Evaluating Pitchers with FIP, Part II

This is the second half of a two part article. Read the first half here: Evaluating Pitchers with FIP, Part I

Rather than throw out stats simply because they regress, you should only throw them out if you think what it does and does not regress is wrong (possibly RBI or W-L record for pitchers, for example) or that how it regresses events is wrong (possibly WHIP, for example). FIP regresses sequencing/timing, leverage/situation, and distribution of batted balls (including things like how many ground balls happen to find holes or how many find fielders), all of which generally fall under the term "Luck", as well as factors like park effects (unless you park adjust it, which you can if you want) and quality of opponents. It does not regress defensive support. Your decision on whether or not to consider FIP in evaluating what happened should hinge on whether you feel these decisions offer a useful perspective or not. Maybe you have a problem with all of these decisions.
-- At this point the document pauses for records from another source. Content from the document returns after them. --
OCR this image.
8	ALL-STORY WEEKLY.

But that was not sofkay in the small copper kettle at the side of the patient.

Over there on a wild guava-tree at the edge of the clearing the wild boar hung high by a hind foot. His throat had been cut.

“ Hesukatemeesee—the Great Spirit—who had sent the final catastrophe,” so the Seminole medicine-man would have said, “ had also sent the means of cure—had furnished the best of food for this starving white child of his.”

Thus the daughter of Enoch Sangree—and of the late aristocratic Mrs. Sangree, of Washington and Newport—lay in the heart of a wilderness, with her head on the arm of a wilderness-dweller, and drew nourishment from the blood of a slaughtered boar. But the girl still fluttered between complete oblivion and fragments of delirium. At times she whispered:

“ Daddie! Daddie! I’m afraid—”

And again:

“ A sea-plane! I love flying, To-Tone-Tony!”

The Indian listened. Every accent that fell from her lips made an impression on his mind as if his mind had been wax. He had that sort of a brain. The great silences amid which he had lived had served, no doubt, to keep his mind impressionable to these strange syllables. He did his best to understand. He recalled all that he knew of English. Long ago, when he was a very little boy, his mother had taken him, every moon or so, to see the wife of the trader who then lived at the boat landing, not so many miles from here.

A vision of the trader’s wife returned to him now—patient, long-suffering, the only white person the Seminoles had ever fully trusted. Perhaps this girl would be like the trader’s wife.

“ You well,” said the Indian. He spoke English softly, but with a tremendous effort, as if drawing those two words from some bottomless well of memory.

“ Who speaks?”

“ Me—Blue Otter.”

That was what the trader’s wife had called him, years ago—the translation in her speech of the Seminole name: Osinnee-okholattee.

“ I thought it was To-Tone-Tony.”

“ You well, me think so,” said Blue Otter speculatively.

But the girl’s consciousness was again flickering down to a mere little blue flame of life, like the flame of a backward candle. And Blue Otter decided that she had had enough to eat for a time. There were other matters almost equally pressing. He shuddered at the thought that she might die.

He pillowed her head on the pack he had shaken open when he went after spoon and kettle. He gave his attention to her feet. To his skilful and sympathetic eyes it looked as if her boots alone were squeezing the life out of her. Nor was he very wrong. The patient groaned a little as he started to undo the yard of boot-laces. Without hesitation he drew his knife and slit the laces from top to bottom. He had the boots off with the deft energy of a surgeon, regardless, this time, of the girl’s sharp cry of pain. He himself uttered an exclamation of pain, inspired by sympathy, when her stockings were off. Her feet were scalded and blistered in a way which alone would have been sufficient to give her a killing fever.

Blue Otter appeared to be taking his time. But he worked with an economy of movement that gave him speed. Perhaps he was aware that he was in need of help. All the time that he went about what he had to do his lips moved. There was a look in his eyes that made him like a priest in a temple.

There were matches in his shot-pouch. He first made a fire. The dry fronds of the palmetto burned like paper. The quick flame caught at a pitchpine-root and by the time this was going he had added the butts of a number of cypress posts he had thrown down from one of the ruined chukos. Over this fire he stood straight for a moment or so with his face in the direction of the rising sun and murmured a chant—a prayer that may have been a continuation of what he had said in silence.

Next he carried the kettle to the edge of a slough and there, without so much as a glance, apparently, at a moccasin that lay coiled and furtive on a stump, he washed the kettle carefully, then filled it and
That would make evaluating pitchers very difficult, however.

If you think sequencing or timing should not in any case be regressed, that also means opponent batting lines are out. If you think leverage or situation should not in any case be regressed, then ERA is out. Perhaps you have an issue with regressing anything termed "Luck", which, in the case of FIP, means if a pitcher gives up a line drive in the gap or one right at a fielder, you don't care if it was because of the pitcher's ability or if it was just random chance, you want to evaluate what happened. If you feel that way, however, you should ask whether you also have a problem with the other "Luck" aspects listed in the above paragraph besides batted ball distribution. They also show up in other stats like ERA and opponent batting lines. Is it luck whether a pitcher allows a single with the bases loaded in the bottom of the 9th of a tie game or in a blowout? The former is obviously much more costly measuring by outcome, but opponent batting lines count them the same, and ERA actually counts the latter as worse (because it will often be counted as 2 ER, while the former can only ever count as 1). ERA might not even count the former case at all if there was an error in the inning that would have been a third out. If a shortstop boots a ball, do you say the pitcher had nothing to do with it, or do you not want to consider luck and look only at what happened? Opponent batting lines ignore the actual outcome and pretend the pitcher got the out as if the error never happened. ERA either ignores the event altogether or pretends the pitcher got the out even though he didn't (he won't get credit for the out in the IP part of ERA, but if it becomes the third out of the inning, he is given credit for getting out of the inning so no further runs are earned; in fact, in such a case, ERA can completely throw out even events like walks and home runs as if they never happened).

Maybe you still want to charge batted ball distribution to the hitter but not other aspects of "Luck", which is ok as long as you understand what you are doing and that you are still regressing "Luck" in other cases rather than charging the pitcher regardless. That doesn't mean you throw out FIP. You still have the other benefits of regressing "Luck" that you have chosen to regress in using other stats, and you have the advantage that FIP regresses some of those factors differently and sometimes better. For example, in ignoring distribution and regressing all events to the average value of the event, opponent batting lines assign an arbitrary value to each event. FIP weights each event to match the value of the event to its value in reality. You could also do this with opponent batting lines, but you would have to do it yourself.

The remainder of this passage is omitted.